Na viagem realizada em fins de agosto pelo sul da Itália, tive o prazer de conhecer a “melanzana rossa”. Foi em Matera, cidade mística e mítica que em 2019 irá ser a Cidade Europeia da Cultura. Entre tantas surpresas agradáveis proporcionadas pela participação no 84º Congresso Italiano de Esperanto, com realce para as excursões efetuadas na região da Basilicata onde visitámos palácios, museus e igrejas, destacámos a que foi feita à cidade pétrea, dotada de cavernas ancestrais. Recordar tudo o que aí se viu é sumamente difícil, mas recordo que mesmo no fim da digressão, entrámos numa loja “gourmet” onde um fruto vermelho e arredondado passou de mão em mão, sem ninguém adivinhar o que seria. Parecia uma maçã ou um tomate mas era simplesmente uma beringela, que dá pelo nome vernáculo de Solanum aethiopicum, especialidade daquela região.
Esta foi uma das maneiras de iniciar a presente croniqueta. Outra poderia ser a relativa à experiência que tive quando fiz os “Berberes do Toubkal”, integrado numa caravana de caminheiros que, em 8 dias, percorreu 140 quilómetros nas montanhas do Atlas. O jovem guia era berbere mas expressava-se em bom francês. Ao comentar os ingredientes do almoço esqueci-me do termo “aubergine” e escapou-me “beringela”. Não houve problema pois o guia de imediato entendeu. Afinal a palavra portuguesa era igual à do seu idioma. Mas chega de conversa fiada!

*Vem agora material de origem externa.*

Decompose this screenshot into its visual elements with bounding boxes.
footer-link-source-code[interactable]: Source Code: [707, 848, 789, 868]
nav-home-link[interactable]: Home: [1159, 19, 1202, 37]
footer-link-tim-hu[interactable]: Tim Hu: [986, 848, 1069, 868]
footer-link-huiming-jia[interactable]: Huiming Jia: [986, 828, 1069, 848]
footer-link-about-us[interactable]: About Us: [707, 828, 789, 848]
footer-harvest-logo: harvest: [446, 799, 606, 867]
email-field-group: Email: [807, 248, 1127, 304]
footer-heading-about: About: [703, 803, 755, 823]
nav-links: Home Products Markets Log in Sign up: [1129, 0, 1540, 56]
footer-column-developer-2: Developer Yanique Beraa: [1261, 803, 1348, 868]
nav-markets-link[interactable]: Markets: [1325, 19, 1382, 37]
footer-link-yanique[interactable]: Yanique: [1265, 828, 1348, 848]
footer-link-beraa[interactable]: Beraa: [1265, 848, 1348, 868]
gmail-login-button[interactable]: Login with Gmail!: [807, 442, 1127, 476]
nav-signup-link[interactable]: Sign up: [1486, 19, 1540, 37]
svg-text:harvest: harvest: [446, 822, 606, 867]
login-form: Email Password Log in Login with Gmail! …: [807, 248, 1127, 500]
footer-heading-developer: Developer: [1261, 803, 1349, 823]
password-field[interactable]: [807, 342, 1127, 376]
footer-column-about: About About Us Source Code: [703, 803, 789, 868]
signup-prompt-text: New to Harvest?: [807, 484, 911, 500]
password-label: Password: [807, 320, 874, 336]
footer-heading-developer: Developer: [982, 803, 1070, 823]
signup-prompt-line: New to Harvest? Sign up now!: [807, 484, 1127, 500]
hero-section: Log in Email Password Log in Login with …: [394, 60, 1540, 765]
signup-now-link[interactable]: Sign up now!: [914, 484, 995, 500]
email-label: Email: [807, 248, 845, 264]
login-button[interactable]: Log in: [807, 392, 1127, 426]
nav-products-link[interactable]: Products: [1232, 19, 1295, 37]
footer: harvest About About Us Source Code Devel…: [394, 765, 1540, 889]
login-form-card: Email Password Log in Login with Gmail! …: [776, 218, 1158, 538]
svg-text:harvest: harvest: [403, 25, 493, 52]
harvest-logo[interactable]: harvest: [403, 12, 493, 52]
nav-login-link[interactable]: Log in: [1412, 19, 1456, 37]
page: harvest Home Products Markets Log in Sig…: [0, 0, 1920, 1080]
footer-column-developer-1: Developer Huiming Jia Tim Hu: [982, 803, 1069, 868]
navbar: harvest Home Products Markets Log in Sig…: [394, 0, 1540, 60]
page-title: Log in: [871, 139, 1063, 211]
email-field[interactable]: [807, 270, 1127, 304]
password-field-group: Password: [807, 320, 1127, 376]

A beringela, cujo nome científico é Solanum melongena, pertence à família das Solanaceae e ao contrário de outras solanáceas conhecidas, como o tomate, a batata e o pimento, não proveio das américas. É originária da Índia e entrou na Europa trazida pelos árabes no século XIII. Os europeus, a princípio, olharam-na com desconfiança. Como se sabe, todas as solanáceas possuem elementos tóxicos e algumas são mesmo mortais. Os italianos chamaram-lhe “melanzana” que significa maçã malquista, mas pouco a pouco, após muitas hibridações, das centenas de variedades espontâneas, logrou-se alcançar espécies comestíveis com baixo teor em solanina e solasonina (as tais substâncias tóxicas) e o consumo da beringela como alimento, popularizou-se.
A planta possui caule ereto, ramificado e peludo podendo atingir 1 metro de altura. As folhas, oblongas ou ovadas, são ásperas. As flores, hermafroditas, com cinco pétalas brancas ou violáceas, apresentam-se solitárias. Mas o que mais nos interessa são os frutos. Eles são grandes com pele lisa e brilhante podendo ter várias configurações, se bem que as mais frequentes sejam as ovoides ou piriformes. A sua cor pode ser roxa, negra, amarela, branca (nos EUA chamam-lhe “eggplant”) ou até vermelha, como a que vimos na Itália. A polpa tem textura esponjosa.
Os maiores produtores mundiais são a China e a Índia com 85% das quantidades obtidas em todo o mundo. Na Europa, com exceção da Itália e da Espanha, a sua produção e consumo são ainda incipientes. Em Portugal era praticamente desconhecida há meio século. Ainda me lembro bem quando vi beringelas pela primeira vez.
A beringela gosta de calor e luminosidade mas detesta regas abundantes quando está a florir. Possui vitamina C, vitaminas do complexo B, cálcio, ferro, potássio, magnésio e selénio. É rica em fibras solúveis e integra alguns alcaloides.
Embora ainda não suficientemente estudada no tocante aos seus poderes medicinais, atribuem-lhe virtudes como a de ser digestiva, nutritiva, laxante e antioxidante. Reduz as taxas do colesterol e atua nos problemas de artrite, gota, reumatismo e diabetes. Externamente, em cataplasma, atenua os efeitos das queimaduras solares.
No entanto, é na gastronomia que a beringela atinge maior projeção. O seu sabor em refogados, “ratatouilles”, lasanhas, frita, panada ou assada às rodelas, é único, contribuindo para dilatar a paleta de paladares dos vários pratos cozinhados. O “caviar” de beringelas, confecionado com as ditas assadas, tomate, cebola e ervas aromáticas forma uma pasta muito apreciada que substitui com vantagens económicas, e não só, as ovas de esturjão.
A terminar, adverte-se que jamais se deve consumi-la crua, porque o seu gosto é amargo e retém maior índice de alcaloides.